Nov. 25 (Bloomberg) -- Norway is moving closer to easing mortgage lending standards as the nation’s deflating property market prompts concern among lawmakers that existing regulations are too tight.
Real estate prices, which have doubled over the past decade and touched a record high this year, are now dropping faster than the central bank had predicted. The Conservative-led government, which won power in September, says it’s now looking into raising the amount banks can lend to borrowers to 90 percent of a property’s value, from 85 percent previously, in an effort to support first-time buyers.
“Norwegian banks are already in a good position,” Hans Olav Syversen, the head of the parliamentary finance committee in Oslo and a member of the Christian Democrat party that the government relies on to rule, said in a Nov. 21 interview. “We’re asking for a more flexible rule. A 10 percent down-payment should be enough if banks take into account individuals and their own ability to pay their debts.”
Norway’s housing market, which Nobel laureate Robert Shiller already in 2012 said was in a bubble, has been inflated by a period of record-low interest rates that fueled a borrowing spree in Scandinavia’s richest nation and left Norwegians more indebted than ever before.
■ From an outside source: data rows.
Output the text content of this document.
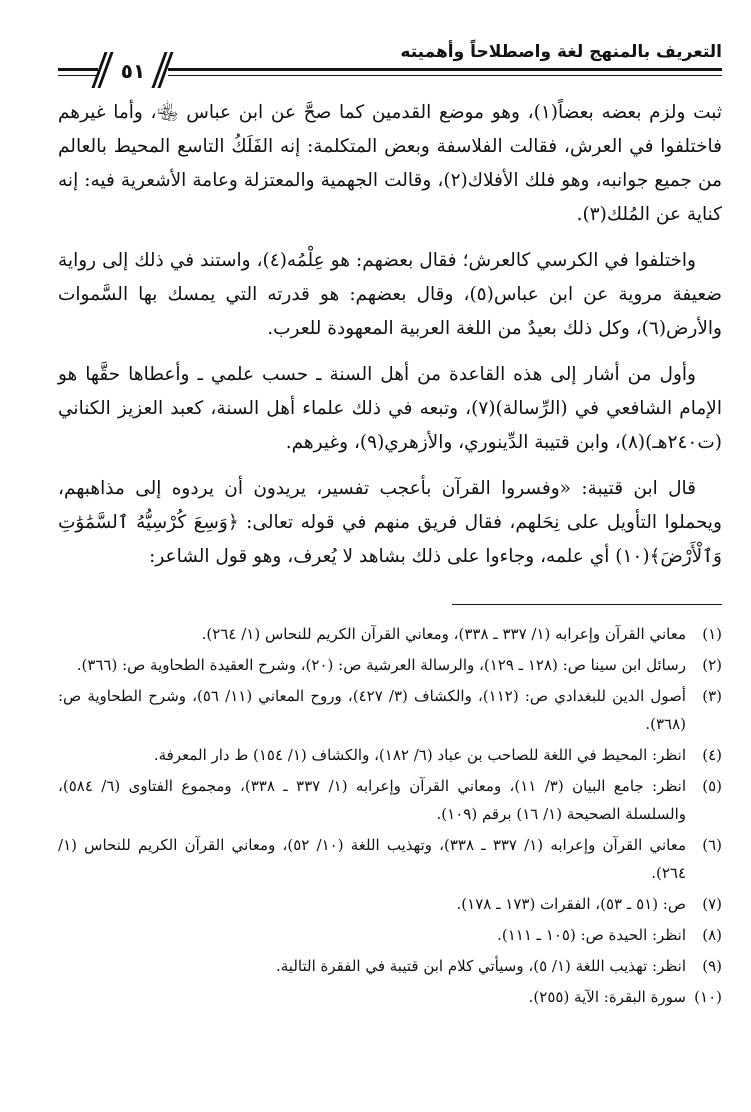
التعريف بالمنهج لغة واصطلاحاً وأهميته
٥١

ثبت ولزم بعضه بعضاً(١)، وهو موضع القدمين كما صحَّ عن ابن عباس ﵄، وأما غيرهم فاختلفوا في العرش، فقالت الفلاسفة وبعض المتكلمة: إنه الفَلَكُ التاسع المحيط بالعالم من جميع جوانبه، وهو فلك الأفلاك(٢)، وقالت الجهمية والمعتزلة وعامة الأشعرية فيه: إنه كناية عن المُلك(٣).

واختلفوا في الكرسي كالعرش؛ فقال بعضهم: هو عِلْمُه(٤)، واستند في ذلك إلى رواية ضعيفة مروية عن ابن عباس(٥)، وقال بعضهم: هو قدرته التي يمسك بها السَّموات والأرض(٦)، وكل ذلك بعيدٌ من اللغة العربية المعهودة للعرب.

وأول من أشار إلى هذه القاعدة من أهل السنة ـ حسب علمي ـ وأعطاها حقَّها هو الإمام الشافعي في (الرِّسالة)(٧)، وتبعه في ذلك علماء أهل السنة، كعبد العزيز الكناني (ت٢٤٠هـ)(٨)، وابن قتيبة الدِّينوري، والأزهري(٩)، وغيرهم.

قال ابن قتيبة: «وفسروا القرآن بأعجب تفسير، يريدون أن يردوه إلى مذاهبهم، ويحملوا التأويل على نِحَلهم، فقال فريق منهم في قوله تعالى: ﴿وَسِعَ كُرْسِيُّهُ ٱلسَّمَٰوَٰتِ وَٱلْأَرْضَ﴾(١٠) أي علمه، وجاءوا على ذلك بشاهد لا يُعرف، وهو قول الشاعر:

(١)
معاني القرآن وإعرابه (١/ ٣٣٧ ـ ٣٣٨)، ومعاني القرآن الكريم للنحاس (١/ ٢٦٤).
(٢)
رسائل ابن سينا ص: (١٢٨ ـ ١٢٩)، والرسالة العرشية ص: (٢٠)، وشرح العقيدة الطحاوية ص: (٣٦٦).
(٣)
أصول الدين للبغدادي ص: (١١٢)، والكشاف (٣/ ٤٢٧)، وروح المعاني (١١/ ٥٦)، وشرح الطحاوية ص: (٣٦٨).
(٤)
انظر: المحيط في اللغة للصاحب بن عباد (٦/ ١٨٢)، والكشاف (١/ ١٥٤) ط دار المعرفة.
(٥)
انظر: جامع البيان (٣/ ١١)، ومعاني القرآن وإعرابه (١/ ٣٣٧ ـ ٣٣٨)، ومجموع الفتاوى (٦/ ٥٨٤)، والسلسلة الصحيحة (١/ ١٦) برقم (١٠٩).
(٦)
معاني القرآن وإعرابه (١/ ٣٣٧ ـ ٣٣٨)، وتهذيب اللغة (١٠/ ٥٢)، ومعاني القرآن الكريم للنحاس (١/ ٢٦٤).
(٧)
ص: (٥١ ـ ٥٣)، الفقرات (١٧٣ ـ ١٧٨).
(٨)
انظر: الحيدة ص: (١٠٥ ـ ١١١).
(٩)
انظر: تهذيب اللغة (١/ ٥)، وسيأتي كلام ابن قتيبة في الفقرة التالية.
(١٠)
سورة البقرة: الآية (٢٥٥).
Households now owe about twice their disposable incomes to their creditors, a level the central bank and the financial regulator have warned is unsustainable.
The krone slid 0.7 percent to 8.2748 per euro as of 5:13 p.m. in Oslo. The two-year yield fell two basis points to 1.50 percent.
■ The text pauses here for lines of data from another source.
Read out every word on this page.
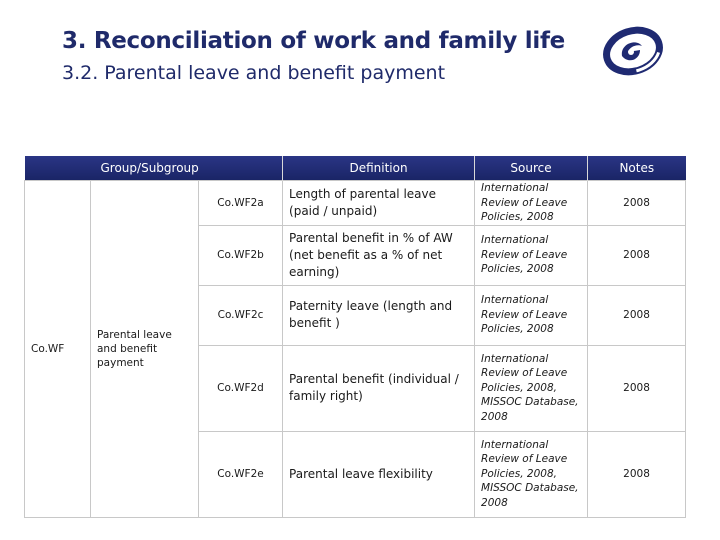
3. Reconciliation of work and family life
3.2. Parental leave and benefit payment
Group/Subgroup			Definition	Source	Notes
Co.WF	Parental leave and benefit payment	Co.WF2a	Length of parental leave (paid / unpaid)	International Review of Leave Policies, 2008	2008
		Co.WF2b	Parental benefit in % of AW (net benefit as a % of net earning)	International Review of Leave Policies, 2008	2008
		Co.WF2c	Paternity leave (length and benefit )	International Review of Leave Policies, 2008	2008
		Co.WF2d	Parental benefit (individual / family right)	International Review of Leave Policies, 2008, MISSOC Database, 2008	2008
		Co.WF2e	Parental leave flexibility	International Review of Leave Policies, 2008, MISSOC Database, 2008	2008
Yet recent real estate data show that house price gains have reached a tipping point. House prices slid a seasonally adjusted 1.5 percent in October from a month earlier, dropping for a second month, according to data from the Norwegian Real Estate Agents Association.
Nordea Bank AB, the largest Nordic Lender, forecast earlier this month that house prices will fall as much as 20 percent over the next two years, forcing the central bank to cut its main rate twice next year, from the current 1.5 percent.
“It’s a rather hard landing,” said Erik Bruce, senior economist at Nordea.
Yet economists are unsure what effect easing mortgage lending standards will have at this point in the cycle.
It “could damp the downward correction,” Bruce said. “But I’m not sure this is a wise thing to do, although the market can handle an easing of lending standards.”
Norway, like Sweden, has imposed core capital requirements on its banks that exceed those set by European and international regulators. Lenders in Scandinavia’s richest economy need to hold 10 percent capital of their risk-weighted assets by July next year, compared with 9 percent. The Basel Committee on Banking Supervision sets a 7 percent minimum, due to be enforced from 2019.
Finance Minister Siv Jensen has asked the Financial Supervisory Authority to evaluate the effects on banks and homeowners of guidelines in place since 2011 that limit mortgage lending to 85 percent of a home’s value.
“There’s an overall agreement that we need to have good regulations to take care of the housing market,” Jensen said in a Nov. 22 interview. “What I have done is sent a letter to the FSA to make this a little bit more flexible.”
Before the September election, the Conservative-led coalition had promised to ease mortgage standards. The new government, led by Prime Minister Erna Solberg, will also give households tax breaks to encourage them to save more and reduce indebtedness.
Nordea isn’t the only bank predicting a steep house price decline in Norway. SEB AB forecasts a drop of as much as a 15 percent in home prices by 2015 from their peak. Analysts at DNB ASA, Norway’s biggest bank, are revising down their forecast for the housing market. The bank has so far estimated prices will decline 2.5 percent in each of the next two years.
While DNB still sees a “relatively soft landing,” easing lending requirements “would in isolation mean a stronger housing market,” said Kjersti Haugland, an analyst at the bank.